Deaeration of the solvents and hardening of the film at 20 μm dry film thickness:
2 minutes in 120 ° C hot air circulation.

3. Adhesive application

Chemosil 411 diluted with 60% xylene. Otherwise as under 1.

4. Adhesive drying

1 hour at room temperature of about 25 ° C.

5. Combination with the rubber and vulcanization

According to DIN 53531 at 154 ° C for 10 minutes at about 100 bar Pressing pressure in a vulcanizing mold.  

III. investigations

After vulcanization, the specimens are according to DIN 53500 conditioned.

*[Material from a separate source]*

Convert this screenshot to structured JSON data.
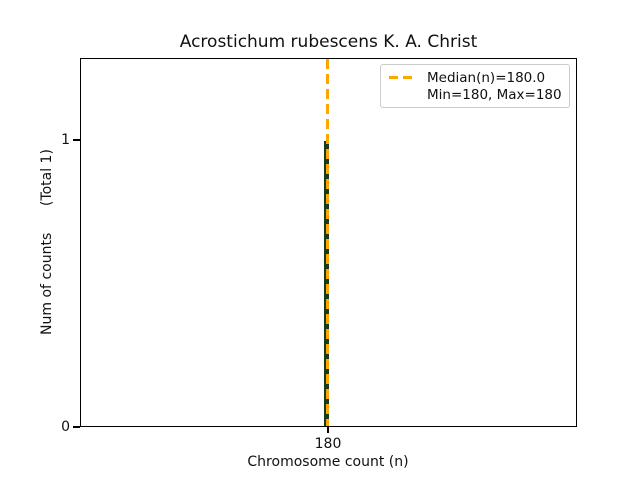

1. Determination of the adhesive strength

In a tearing machine, 6 test specimens each become one Peel test according to DIN 53531 Parts 1 subjected. The case Bonding values found are arithmetically averaged. The tear pattern is examined and in% R (rubber break) rated.

The adhesion value is in the usual range of 35-45 daN / inch.

The rubber break is also in the usual range of min at least 98% rubber break.

2. boiling water test

The specimens are in a suitable apparatus with 2 kg Load on the rubber strap perpendicular to the binding surface loaded and left in boiling water for 8 hours. To During this time, the water is drained and the samples in the Allow the discharged condition to cool. After peeling off the Rubber layer is assessed the damage to the bond and rated.

The rubber break is in the usual range of at least 90% Rubber breakage.

3rd salt spray test

Based on DIN 50021, it is manufactured according to DIN 53531 a 250-hour SST. As with the KWT, the weld line is loaded with 2 kp / inch. in the Unlike the usual primers like Chemosil 211 (10 μm) Dry film thickness) is when using the new Primer / anticorrosion agent no initial sub to determine ground corrosion.

Claims (10)

1. Metal parts with a corrosion protection layer on the base a PU, epoxy or phenolic resin with 10 to 80 wt .-% of Anti-corrosive pigments, based on the solids content. 2. Metal parts according to claim 1, characterized in that it in the anticorrosive pigments to metal oxides, esp especially iron oxides and especially α-iron-III-oxide han delt. 3. Metal parts according to claim 1 or 2, characterized in that the PU or epoxy resins Polyol residues of epoxy ring geöff contain neten fatty substances and that the phenolic resin is a novolak or resole resin. 4. Preparation of the metal parts according to claim 1, 2 or 3, characterized in that one

• a) pretreated the metal surface,
• b) applying the anticorrosion agent over its entire area and
• c) cures the corrosion protection.

5. Production according to claim 4, characterized in that the First cleaned metal part and then blasted, phosphated, galvanized and / or chrome plated. 6. Preparation according to claim 5 or 6, characterized in that the corrosion inhibitor from an aqueous or organic Dispersion or solution exists and evenly with the help of a in coating technique known application method, in particular in Compressed air spraying is applied.   7. Production according to claim 4, 5 or 6, characterized that the curing takes place only to the extent that a Further processing without violation of the surface is possible. 8. Use of the corrosion-protected metal parts according to minde least one of claims 1 to 7 for the production of gum mi / metal composite parts, characterized in that

• a) applying a binder to the cured corrosion protection layer,
• b) fixing the rubber on the binder layer,
• c) vulcanized and
• d) Deburring the rubber / metal parts.

9. Use according to claim 8, characterized in that the Binders based on halogenated polymers and crosslinkers. 10. Use according to claim 8 or 9, characterized by a Hot vulcanization.